The moment in my loneliness when someone reaches out and calls me friend. I doubt this is a love unique to me. But I have spent much of my life actively moving to a spot on the street where I may be the 'reacher' in this scenario rather than the 'reached.' I look for those people wandering at a slower pace, the ones turning and turning within a crowd.

A girl sobs in a toilet stall in a public bathroom at a concert. I find her. I shoo everyone else away and sit on the dirty bathroom floor and reach my hand under the partition where she can grab it and hold on. It's my way of giving back this bit of beauty that is an unexpected ally. In one's darkest hour, longing for a hero.

It's happened to me, too.

A tumor wrapped itself around my mother's pituitary gland, a giant squid on the prow of her brain. It dragged her deep into the murky black, and I could not follow. A friend showed up for me as I flailed, attempting to move heaven and earth with my tired, human hands. She pulled me away from the phone, into bed. She turned on The Philadelphia Story and stroked my forehead until I slept. She wrapped herself around me. Moss on a stone. She held me until I allowed myself to cry.

That moment, in the arms of someone I'd never before considered stronger, is what I love. The way I could move through the doomed shadows to a place of hope--all because, in my weary invisibility, a friend saw me anyway and came to my aid.

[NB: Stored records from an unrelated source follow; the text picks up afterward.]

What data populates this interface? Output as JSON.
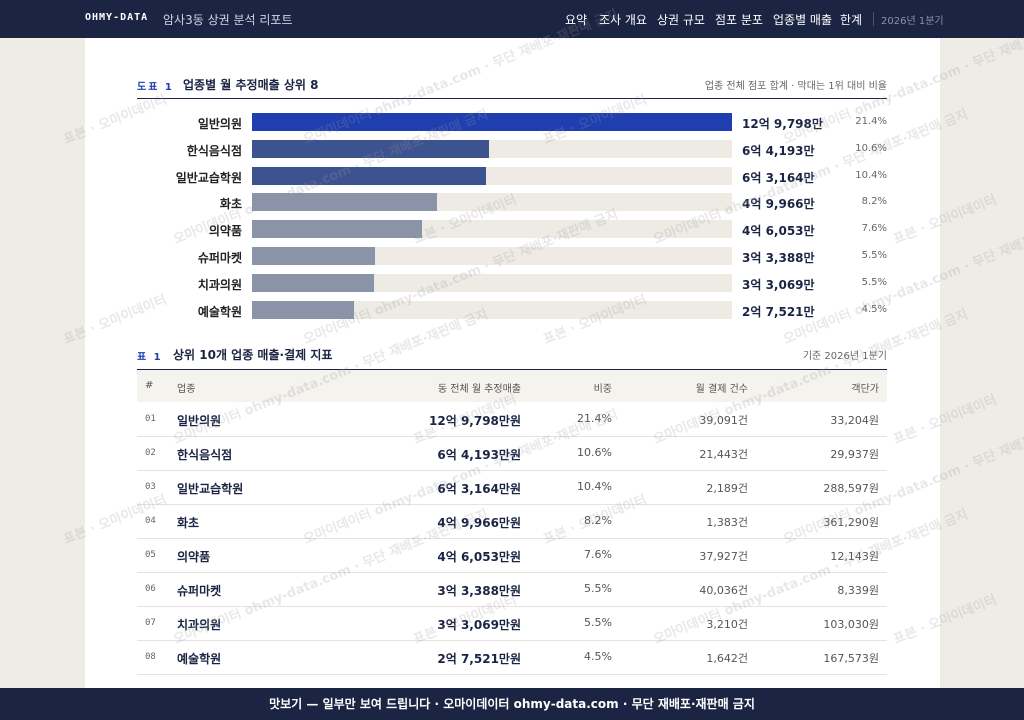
{
  "nav": {
    "logo": "OHMY-DATA",
    "title": "암사3동 상권 분석 리포트",
    "links": [
      "요약",
      "조사 개요",
      "상권 규모",
      "점포 분포",
      "업종별 매출",
      "한계"
    ],
    "period": "2026년 1분기"
  },
  "figure": {
    "label": "도표 1",
    "title": "업종별 월 추정매출 상위 8",
    "note": "업종 전체 점포 합계 · 막대는 1위 대비 비율",
    "bars": {
      "categories": [
        "일반의원",
        "한식음식점",
        "일반교습학원",
        "화초",
        "의약품",
        "슈퍼마켓",
        "치과의원",
        "예술학원"
      ],
      "values": [
        129798,
        64193,
        63164,
        49966,
        46053,
        33388,
        33069,
        27521
      ],
      "value_labels": [
        "12억 9,798만",
        "6억 4,193만",
        "6억 3,164만",
        "4억 9,966만",
        "4억 6,053만",
        "3억 3,388만",
        "3억 3,069만",
        "2억 7,521만"
      ],
      "shares": [
        "21.4%",
        "10.6%",
        "10.4%",
        "8.2%",
        "7.6%",
        "5.5%",
        "5.5%",
        "4.5%"
      ],
      "colors": [
        "#1f3fb0",
        "#3d5390",
        "#3d5390",
        "#8a93a8",
        "#8a93a8",
        "#8a93a8",
        "#8a93a8",
        "#8a93a8"
      ]
    }
  },
  "table": {
    "label": "표 1",
    "title": "상위 10개 업종 매출·결제 지표",
    "note": "기준 2026년 1분기",
    "columns": [
      "#",
      "업종",
      "동 전체 월 추정매출",
      "비중",
      "월 결제 건수",
      "객단가"
    ],
    "rows": [
      [
        "01",
        "일반의원",
        "12억 9,798만원",
        "21.4%",
        "39,091건",
        "33,204원"
      ],
      [
        "02",
        "한식음식점",
        "6억 4,193만원",
        "10.6%",
        "21,443건",
        "29,937원"
      ],
      [
        "03",
        "일반교습학원",
        "6억 3,164만원",
        "10.4%",
        "2,189건",
        "288,597원"
      ],
      [
        "04",
        "화초",
        "4억 9,966만원",
        "8.2%",
        "1,383건",
        "361,290원"
      ],
      [
        "05",
        "의약품",
        "4억 6,053만원",
        "7.6%",
        "37,927건",
        "12,143원"
      ],
      [
        "06",
        "슈퍼마켓",
        "3억 3,388만원",
        "5.5%",
        "40,036건",
        "8,339원"
      ],
      [
        "07",
        "치과의원",
        "3억 3,069만원",
        "5.5%",
        "3,210건",
        "103,030원"
      ],
      [
        "08",
        "예술학원",
        "2억 7,521만원",
        "4.5%",
        "1,642건",
        "167,573원"
      ]
    ]
  },
  "watermarks": [
    "표본 · 오마이데이터",
    "오마이데이터 ohmy-data.com · 무단 재배포·재판매 금지"
  ],
  "footer": "맛보기 — 일부만 보여 드립니다 · 오마이데이터 ohmy-data.com · 무단 재배포·재판매 금지"
}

This is why I will continue to kiss the damp foreheads of strangers crying on buses. I will look into their eyes, ravaged and bloodshot due to a woe that I cannot know the details of. And I will say, You are beautiful, worthy, strong. And I will walk away.

Perhaps I cannot yet tell which I myself love better--to be reached or to be the one reaching. So universal is the loneliness that comes and renders us low. One day, I know, it will be my turn again. I will be the one sitting behind a tent cabin with half a joint in one hand and the fresh strawberry of a bruise swelling under my eyebrow, and too much shame to explain how I came to hold either. And in that moment I will wish for an apparition to come--a girl with warm hands and too many freckles over her bent nose to maintain any pretense of beauty. Like a ship in the night she will come to me and take my baggage and share my load. She will receive my troubles as I choose to show them to her--half truths or total silence. And that won't matter to either of us. We will only care about parting with a shared hope, too.